Luce per rivelarti alle genti

La festa che oggi celebriamo si collega strettamente alla festa della nascita di Gesù: viene celebrata in questo giorno perché sono trascorsi esattamente 40 giorni dal 25 dicembre. Secondo la legge di Mosè, contenuta nel capitolo 12 del libro del Levitico, dovevano passare 40 giorni tra il parto e la purificazione rituale della madre; lo stesso libro parla dell’offerta dovuta di un agnello, o in sostituzione, di due tortore o colombi. La festa di oggi è come una parentesi che ci fa riprendere il clima del tempo di Natale. Come abbiamo definito “epifania” molti degli avvenimenti celebrati nel tempo di natale, così possiamo definire con questa parola anche la presentazione di Gesù al tempio.

Quali sono i segni che manifestano l’identità messianica e divina di Gesù? Il vangelo che abbiamo ascoltato ripete più volte che Giuseppe, Maria e Gesù vanno al tempio per adempiere ciò che prescrive la legge di Mosè. L’essere sottomesso alla legge, dice la piena appartenenza di Gesù al popolo ebraico e alla sua pratica religiosa. Questa affermazione sottolinea la concreta e reale umanità di Gesù, che è un bambino uguale a tutti gli altri bambini ebrei e perciò sottoposto alla normativa della legge. Ma nello stesso tempo viene messo in luce la sua divinità attraverso la presenza del santo Simeone, che benedice il bambino Gesù, e con le sue parole che confermano l’identità divina contenuta nel Suo nome (Gesù vuol dire proprio “salvezza di Dio”), lo proclama luce per rivelare Dio alle genti.

Gli studiosi del vangelo, che sanno leggere nella lingua originale dei codici antichi e che conoscono meglio di noi la Scrittura, vedono paragoni fra il trasporto dell’arca a Gerusalemme, la consacrazione del tempio durante il regno di Salomone, e l’entrata di Gesù al tempio: “Dio entra nella sua dimora”. Anche attraverso il racconto di questo episodio l’evangelista Luca conferma l’intenzione che ha guidato tutta la narrazione della nascita di Gesù: evidenziare come già negli avvenimenti della nascita era possibile vedere ciò che la fede ha fatto riconoscere di fronte a Gesù adulto, cioè che in lui, nella sua reale e concreta umanità, si è manifestato e reso presente Dio stesso. Dalla riflessione sul vangelo di oggi possiamo accogliere un messaggio, che più volte abbiamo sottolineato nelle domeniche passate: al centro del nostro cammino di fede c’è la persona viva di Gesù. Oggi ancora guardiamo Gesù nel suo essere bambino, ma noi siamo invitati a pensarlo in tutta la sua vicenda umana, con ciò che dirà e vivrà da adulto, riconoscendo che nella Sua persona si è realizzata una esperienza umana reale simile alla nostra, nella quale possiamo identificarci; nello stesso tempo siamo invitati ad affermare con Simeone che nella persona di Gesù si è manifestato e si è reso presente Dio stesso.

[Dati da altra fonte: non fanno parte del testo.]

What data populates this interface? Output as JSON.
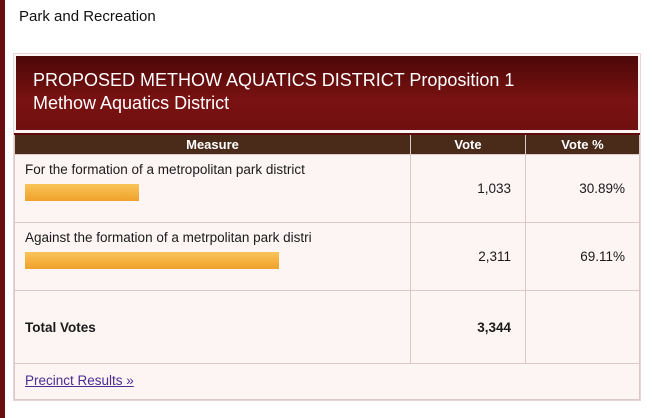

Alla luce della persona di Gesù, siamo invitati a scoprire e riconsiderare il significato della nostra persona, secondo quella bellissima espressione contenuta nel documento conciliare “Gaudium et Spes,” tanto cara al papa Giovanni Paolo: «In realtà solamente nel mistero del Verbo incarnato trova vera luce il mistero dell’uomo”. Anche il bellissimo tratto della lettera agli Ebrei che abbiamo letto nella seconda lettura ci fa vedere questo straordinario disegno: è prima di tutto il disegno di una discesa, la discesa di Dio che in Gesù è diventato in tutto simile agli uomini. Per questa vicinanza di Gesù all’esperienza umana nessuno di noi può dire: “Gesù non mi capisce, non può capire la mia situazione”, anzi, Egli è in grado di venire in aiuto di tutti. Accogliendo questa vicinanza di Gesù, ciascuno di noi può iniziare un cammino di ascesa, poiché guardando a Gesù possiamo riconoscere che Dio è anche in ciascuno di noi, e vivere alla luce della presenza di Dio è il modo di vivere che ci rende pienamente uomini e donne.